Critics of clean energy complain all the time that the manufacturing of electric vehicle batteries uses natural resources, or that solar panels contain toxic chemicals – without comparing the environmental impact of clean energy to the impact of continuing to use fossil fuels.
William S. Harwood, Maine’s Public Advocate, is one of those who fails to make comparisons (“Legislature must act now to save ratepayers from PUC solar program,” May 10). He raises alarms about the cost to ratepayers of adding more than 2,000 megawatts of solar energy capacity to Maine’s grid: “approximately $220 million per year, for the next 20 years, or about $4 billion in total,” he states, noting that 2,000 MW is “bigger than New England’s largest nuclear plants.”
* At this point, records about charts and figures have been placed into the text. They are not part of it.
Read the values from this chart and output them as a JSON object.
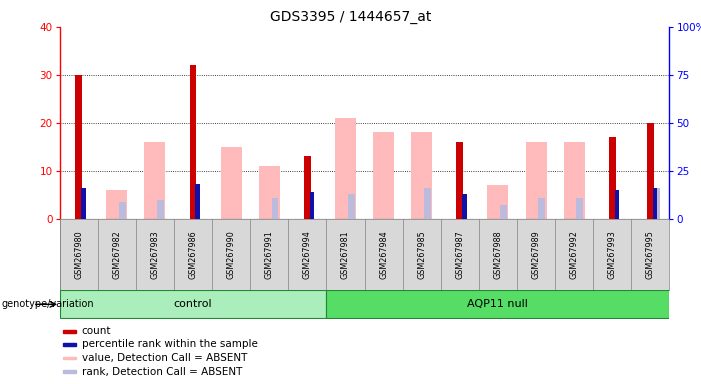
{
  "title": "GDS3395 / 1444657_at",
  "samples": [
    "GSM267980",
    "GSM267982",
    "GSM267983",
    "GSM267986",
    "GSM267990",
    "GSM267991",
    "GSM267994",
    "GSM267981",
    "GSM267984",
    "GSM267985",
    "GSM267987",
    "GSM267988",
    "GSM267989",
    "GSM267992",
    "GSM267993",
    "GSM267995"
  ],
  "count": [
    30,
    0,
    0,
    32,
    0,
    0,
    13,
    0,
    0,
    0,
    16,
    0,
    0,
    0,
    17,
    20
  ],
  "percentile_rank": [
    16,
    0,
    0,
    18,
    0,
    0,
    14,
    0,
    0,
    0,
    13,
    0,
    0,
    0,
    15,
    16
  ],
  "value_absent": [
    0,
    6,
    16,
    0,
    15,
    11,
    0,
    21,
    18,
    18,
    0,
    7,
    16,
    16,
    0,
    0
  ],
  "rank_absent": [
    0,
    9,
    10,
    0,
    0,
    11,
    0,
    13,
    0,
    16,
    0,
    7,
    11,
    11,
    0,
    16
  ],
  "control_count": 7,
  "aqp11_count": 9,
  "ylim_left": [
    0,
    40
  ],
  "ylim_right": [
    0,
    100
  ],
  "yticks_left": [
    0,
    10,
    20,
    30,
    40
  ],
  "yticks_right": [
    0,
    25,
    50,
    75,
    100
  ],
  "color_count": "#cc0000",
  "color_rank": "#1111aa",
  "color_value_absent": "#ffbbbb",
  "color_rank_absent": "#bbbbdd",
  "color_control_bg": "#aaeebb",
  "color_aqp11_bg": "#55dd66",
  "color_sample_bg": "#d8d8d8",
  "legend_items": [
    "count",
    "percentile rank within the sample",
    "value, Detection Call = ABSENT",
    "rank, Detection Call = ABSENT"
  ]
}
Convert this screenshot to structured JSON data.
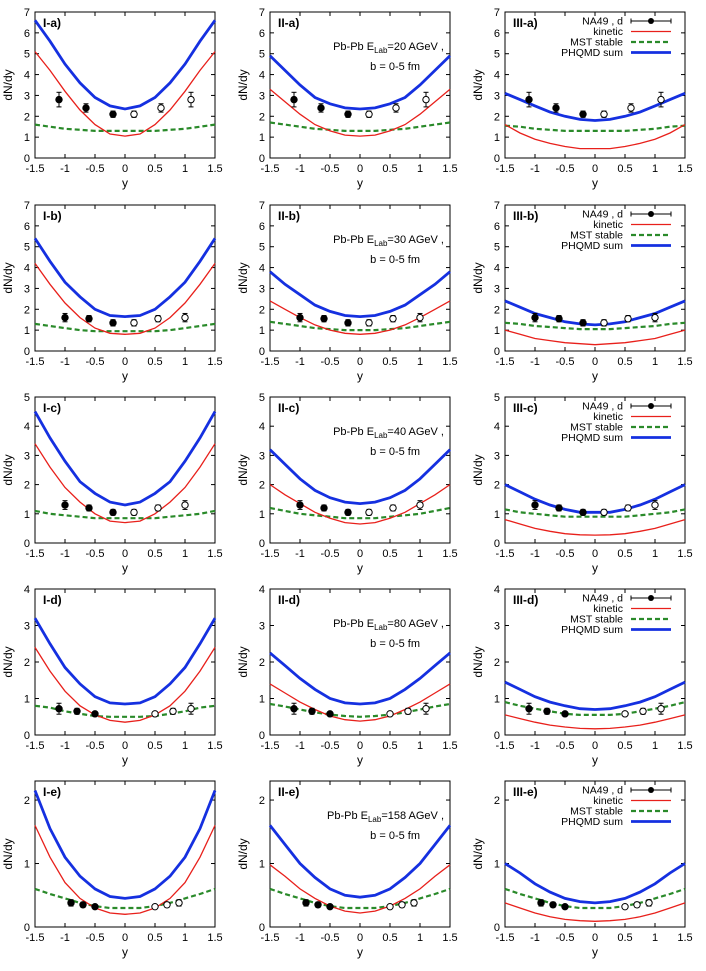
{
  "figure": {
    "x_label": "y",
    "y_label": "dN/dy",
    "legend_labels": [
      "NA49 , d",
      "kinetic",
      "MST stable",
      "PHQMD sum"
    ],
    "annotation_system": "Pb-Pb E",
    "annotation_sub": "Lab",
    "annotation_impact": "b = 0-5 fm",
    "colors": {
      "data": "#000000",
      "kinetic": "#e8201b",
      "mst": "#2a8a2a",
      "phqmd": "#1530e0"
    }
  },
  "chart_data": [
    {
      "type": "line",
      "row_label": "a",
      "energy": "20 AGeV",
      "ylim": [
        0,
        7
      ],
      "yticks": [
        0,
        1,
        2,
        3,
        4,
        5,
        6,
        7
      ],
      "xlim": [
        -1.5,
        1.5
      ],
      "xticks": [
        "-1.5",
        "-1",
        "-0.5",
        "0",
        "0.5",
        "1",
        "1.5"
      ],
      "data_points_filled": {
        "x": [
          -1.1,
          -0.65,
          -0.2
        ],
        "y": [
          2.8,
          2.4,
          2.1
        ],
        "err": [
          0.35,
          0.2,
          0.15
        ]
      },
      "data_points_open": {
        "x": [
          0.15,
          0.6,
          1.1
        ],
        "y": [
          2.1,
          2.4,
          2.8
        ],
        "err": [
          0.15,
          0.2,
          0.35
        ]
      },
      "panels": [
        {
          "label": "I-a)",
          "kinetic": [
            5.1,
            4.2,
            3.2,
            2.3,
            1.6,
            1.15,
            1.05,
            1.15,
            1.6,
            2.3,
            3.2,
            4.2,
            5.1
          ],
          "mst": [
            1.6,
            1.5,
            1.4,
            1.35,
            1.3,
            1.3,
            1.3,
            1.3,
            1.3,
            1.35,
            1.4,
            1.5,
            1.6
          ],
          "phqmd": [
            6.6,
            5.6,
            4.5,
            3.6,
            2.9,
            2.5,
            2.35,
            2.5,
            2.9,
            3.6,
            4.5,
            5.6,
            6.6
          ]
        },
        {
          "label": "II-a)",
          "kinetic": [
            3.3,
            2.7,
            2.1,
            1.6,
            1.3,
            1.1,
            1.05,
            1.1,
            1.3,
            1.6,
            2.1,
            2.7,
            3.3
          ],
          "mst": [
            1.7,
            1.6,
            1.5,
            1.4,
            1.35,
            1.3,
            1.3,
            1.3,
            1.35,
            1.4,
            1.5,
            1.6,
            1.7
          ],
          "phqmd": [
            4.9,
            4.2,
            3.5,
            2.9,
            2.6,
            2.4,
            2.35,
            2.4,
            2.6,
            2.9,
            3.5,
            4.2,
            4.9
          ]
        },
        {
          "label": "III-a)",
          "kinetic": [
            1.6,
            1.2,
            0.9,
            0.7,
            0.55,
            0.45,
            0.45,
            0.45,
            0.55,
            0.7,
            0.9,
            1.2,
            1.6
          ],
          "mst": [
            1.55,
            1.5,
            1.4,
            1.35,
            1.3,
            1.3,
            1.3,
            1.3,
            1.3,
            1.35,
            1.4,
            1.5,
            1.55
          ],
          "phqmd": [
            3.1,
            2.8,
            2.5,
            2.2,
            2.0,
            1.85,
            1.8,
            1.85,
            2.0,
            2.2,
            2.5,
            2.8,
            3.1
          ]
        }
      ]
    },
    {
      "type": "line",
      "row_label": "b",
      "energy": "30 AGeV",
      "ylim": [
        0,
        7
      ],
      "yticks": [
        0,
        1,
        2,
        3,
        4,
        5,
        6,
        7
      ],
      "xlim": [
        -1.5,
        1.5
      ],
      "xticks": [
        "-1.5",
        "-1",
        "-0.5",
        "0",
        "0.5",
        "1",
        "1.5"
      ],
      "data_points_filled": {
        "x": [
          -1.0,
          -0.6,
          -0.2
        ],
        "y": [
          1.6,
          1.55,
          1.35
        ],
        "err": [
          0.2,
          0.15,
          0.15
        ]
      },
      "data_points_open": {
        "x": [
          0.15,
          0.55,
          1.0
        ],
        "y": [
          1.35,
          1.55,
          1.6
        ],
        "err": [
          0.15,
          0.15,
          0.2
        ]
      },
      "panels": [
        {
          "label": "I-b)",
          "kinetic": [
            4.2,
            3.2,
            2.3,
            1.6,
            1.1,
            0.85,
            0.8,
            0.85,
            1.1,
            1.6,
            2.3,
            3.2,
            4.2
          ],
          "mst": [
            1.3,
            1.2,
            1.1,
            1.0,
            0.95,
            0.95,
            0.95,
            0.95,
            0.95,
            1.0,
            1.1,
            1.2,
            1.3
          ],
          "phqmd": [
            5.4,
            4.3,
            3.3,
            2.6,
            2.0,
            1.7,
            1.65,
            1.7,
            2.0,
            2.6,
            3.3,
            4.3,
            5.4
          ]
        },
        {
          "label": "II-b)",
          "kinetic": [
            2.4,
            2.0,
            1.6,
            1.25,
            1.0,
            0.85,
            0.8,
            0.85,
            1.0,
            1.25,
            1.6,
            2.0,
            2.4
          ],
          "mst": [
            1.4,
            1.3,
            1.2,
            1.1,
            1.05,
            1.0,
            1.0,
            1.0,
            1.05,
            1.1,
            1.2,
            1.3,
            1.4
          ],
          "phqmd": [
            3.8,
            3.2,
            2.7,
            2.2,
            1.9,
            1.7,
            1.65,
            1.7,
            1.9,
            2.2,
            2.7,
            3.2,
            3.8
          ]
        },
        {
          "label": "III-b)",
          "kinetic": [
            1.0,
            0.8,
            0.6,
            0.5,
            0.4,
            0.35,
            0.3,
            0.35,
            0.4,
            0.5,
            0.6,
            0.8,
            1.0
          ],
          "mst": [
            1.35,
            1.3,
            1.2,
            1.15,
            1.1,
            1.05,
            1.05,
            1.05,
            1.1,
            1.15,
            1.2,
            1.3,
            1.35
          ],
          "phqmd": [
            2.4,
            2.1,
            1.8,
            1.6,
            1.4,
            1.3,
            1.25,
            1.3,
            1.4,
            1.6,
            1.8,
            2.1,
            2.4
          ]
        }
      ]
    },
    {
      "type": "line",
      "row_label": "c",
      "energy": "40 AGeV",
      "ylim": [
        0,
        5
      ],
      "yticks": [
        0,
        1,
        2,
        3,
        4,
        5
      ],
      "xlim": [
        -1.5,
        1.5
      ],
      "xticks": [
        "-1.5",
        "-1",
        "-0.5",
        "0",
        "0.5",
        "1",
        "1.5"
      ],
      "data_points_filled": {
        "x": [
          -1.0,
          -0.6,
          -0.2
        ],
        "y": [
          1.3,
          1.2,
          1.05
        ],
        "err": [
          0.15,
          0.1,
          0.1
        ]
      },
      "data_points_open": {
        "x": [
          0.15,
          0.55,
          1.0
        ],
        "y": [
          1.05,
          1.2,
          1.3
        ],
        "err": [
          0.1,
          0.1,
          0.15
        ]
      },
      "panels": [
        {
          "label": "I-c)",
          "kinetic": [
            3.4,
            2.6,
            1.9,
            1.4,
            1.0,
            0.75,
            0.7,
            0.75,
            1.0,
            1.4,
            1.9,
            2.6,
            3.4
          ],
          "mst": [
            1.1,
            1.0,
            0.95,
            0.9,
            0.85,
            0.85,
            0.85,
            0.85,
            0.85,
            0.9,
            0.95,
            1.0,
            1.1
          ],
          "phqmd": [
            4.5,
            3.6,
            2.8,
            2.1,
            1.7,
            1.4,
            1.3,
            1.4,
            1.7,
            2.1,
            2.8,
            3.6,
            4.5
          ]
        },
        {
          "label": "II-c)",
          "kinetic": [
            2.0,
            1.65,
            1.35,
            1.05,
            0.85,
            0.7,
            0.65,
            0.7,
            0.85,
            1.05,
            1.35,
            1.65,
            2.0
          ],
          "mst": [
            1.2,
            1.1,
            1.0,
            0.95,
            0.9,
            0.85,
            0.85,
            0.85,
            0.9,
            0.95,
            1.0,
            1.1,
            1.2
          ],
          "phqmd": [
            3.2,
            2.7,
            2.2,
            1.8,
            1.55,
            1.4,
            1.35,
            1.4,
            1.55,
            1.8,
            2.2,
            2.7,
            3.2
          ]
        },
        {
          "label": "III-c)",
          "kinetic": [
            0.8,
            0.65,
            0.5,
            0.4,
            0.32,
            0.28,
            0.27,
            0.28,
            0.32,
            0.4,
            0.5,
            0.65,
            0.8
          ],
          "mst": [
            1.15,
            1.05,
            1.0,
            0.95,
            0.9,
            0.9,
            0.9,
            0.9,
            0.9,
            0.95,
            1.0,
            1.05,
            1.15
          ],
          "phqmd": [
            2.0,
            1.75,
            1.5,
            1.3,
            1.15,
            1.05,
            1.05,
            1.05,
            1.15,
            1.3,
            1.5,
            1.75,
            2.0
          ]
        }
      ]
    },
    {
      "type": "line",
      "row_label": "d",
      "energy": "80 AGeV",
      "ylim": [
        0,
        4
      ],
      "yticks": [
        0,
        1,
        2,
        3,
        4
      ],
      "xlim": [
        -1.5,
        1.5
      ],
      "xticks": [
        "-1.5",
        "-1",
        "-0.5",
        "0",
        "0.5",
        "1",
        "1.5"
      ],
      "data_points_filled": {
        "x": [
          -1.1,
          -0.8,
          -0.5
        ],
        "y": [
          0.72,
          0.65,
          0.58
        ],
        "err": [
          0.15,
          0.08,
          0.06
        ]
      },
      "data_points_open": {
        "x": [
          0.5,
          0.8,
          1.1
        ],
        "y": [
          0.58,
          0.65,
          0.72
        ],
        "err": [
          0.06,
          0.08,
          0.15
        ]
      },
      "panels": [
        {
          "label": "I-d)",
          "kinetic": [
            2.4,
            1.75,
            1.2,
            0.8,
            0.55,
            0.4,
            0.35,
            0.4,
            0.55,
            0.8,
            1.2,
            1.75,
            2.4
          ],
          "mst": [
            0.8,
            0.75,
            0.65,
            0.58,
            0.52,
            0.5,
            0.5,
            0.5,
            0.52,
            0.58,
            0.65,
            0.75,
            0.8
          ],
          "phqmd": [
            3.2,
            2.5,
            1.85,
            1.4,
            1.05,
            0.88,
            0.85,
            0.88,
            1.05,
            1.4,
            1.85,
            2.5,
            3.2
          ]
        },
        {
          "label": "II-d)",
          "kinetic": [
            1.4,
            1.15,
            0.9,
            0.7,
            0.52,
            0.42,
            0.38,
            0.42,
            0.52,
            0.7,
            0.9,
            1.15,
            1.4
          ],
          "mst": [
            0.85,
            0.78,
            0.7,
            0.62,
            0.56,
            0.52,
            0.5,
            0.52,
            0.56,
            0.62,
            0.7,
            0.78,
            0.85
          ],
          "phqmd": [
            2.25,
            1.9,
            1.55,
            1.25,
            1.0,
            0.88,
            0.85,
            0.88,
            1.0,
            1.25,
            1.55,
            1.9,
            2.25
          ]
        },
        {
          "label": "III-d)",
          "kinetic": [
            0.55,
            0.45,
            0.35,
            0.27,
            0.22,
            0.18,
            0.17,
            0.18,
            0.22,
            0.27,
            0.35,
            0.45,
            0.55
          ],
          "mst": [
            0.9,
            0.8,
            0.72,
            0.65,
            0.58,
            0.55,
            0.55,
            0.55,
            0.58,
            0.65,
            0.72,
            0.8,
            0.9
          ],
          "phqmd": [
            1.45,
            1.25,
            1.05,
            0.9,
            0.8,
            0.72,
            0.7,
            0.72,
            0.8,
            0.9,
            1.05,
            1.25,
            1.45
          ]
        }
      ]
    },
    {
      "type": "line",
      "row_label": "e",
      "energy": "158 AGeV",
      "ylim": [
        0,
        2.3
      ],
      "yticks": [
        0,
        1,
        2
      ],
      "xlim": [
        -1.5,
        1.5
      ],
      "xticks": [
        "-1.5",
        "-1",
        "-0.5",
        "0",
        "0.5",
        "1",
        "1.5"
      ],
      "data_points_filled": {
        "x": [
          -0.9,
          -0.7,
          -0.5
        ],
        "y": [
          0.38,
          0.35,
          0.32
        ],
        "err": [
          0.05,
          0.04,
          0.03
        ]
      },
      "data_points_open": {
        "x": [
          0.5,
          0.7,
          0.9
        ],
        "y": [
          0.32,
          0.35,
          0.38
        ],
        "err": [
          0.03,
          0.04,
          0.05
        ]
      },
      "panels": [
        {
          "label": "I-e)",
          "kinetic": [
            1.6,
            1.1,
            0.7,
            0.45,
            0.3,
            0.22,
            0.2,
            0.22,
            0.3,
            0.45,
            0.7,
            1.1,
            1.6
          ],
          "mst": [
            0.6,
            0.52,
            0.45,
            0.38,
            0.33,
            0.3,
            0.3,
            0.3,
            0.33,
            0.38,
            0.45,
            0.52,
            0.6
          ],
          "phqmd": [
            2.15,
            1.55,
            1.1,
            0.8,
            0.6,
            0.48,
            0.45,
            0.48,
            0.6,
            0.8,
            1.1,
            1.55,
            2.15
          ]
        },
        {
          "label": "II-e)",
          "kinetic": [
            0.98,
            0.8,
            0.6,
            0.45,
            0.33,
            0.25,
            0.22,
            0.25,
            0.33,
            0.45,
            0.6,
            0.8,
            0.98
          ],
          "mst": [
            0.6,
            0.52,
            0.45,
            0.38,
            0.33,
            0.3,
            0.3,
            0.3,
            0.33,
            0.38,
            0.45,
            0.52,
            0.6
          ],
          "phqmd": [
            1.6,
            1.3,
            1.0,
            0.78,
            0.6,
            0.5,
            0.47,
            0.5,
            0.6,
            0.78,
            1.0,
            1.3,
            1.6
          ]
        },
        {
          "label": "III-e)",
          "kinetic": [
            0.38,
            0.3,
            0.22,
            0.16,
            0.12,
            0.1,
            0.09,
            0.1,
            0.12,
            0.16,
            0.22,
            0.3,
            0.38
          ],
          "mst": [
            0.6,
            0.52,
            0.45,
            0.38,
            0.33,
            0.3,
            0.3,
            0.3,
            0.33,
            0.38,
            0.45,
            0.52,
            0.6
          ],
          "phqmd": [
            1.0,
            0.85,
            0.68,
            0.55,
            0.45,
            0.4,
            0.38,
            0.4,
            0.45,
            0.55,
            0.68,
            0.85,
            1.0
          ]
        }
      ]
    }
  ]
}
So, what would it cost ratepayers to add 2,000 megawatts of capacity from some other source over the next 20 years? Building a 2,000 MW nuclear power plant would cost multiples more. Coal and natural gas plants are cheaper to build, but would need constant supplies of increasingly costly fossil fuels to keep them running over those 20 years. Building solar has upfront costs, but its marginal costs, over 20 years, are near zero.
Solar has one of the lowest levelized costs of electricity around. Harwood didn’t bother to do some comparison shopping before complaining about prices.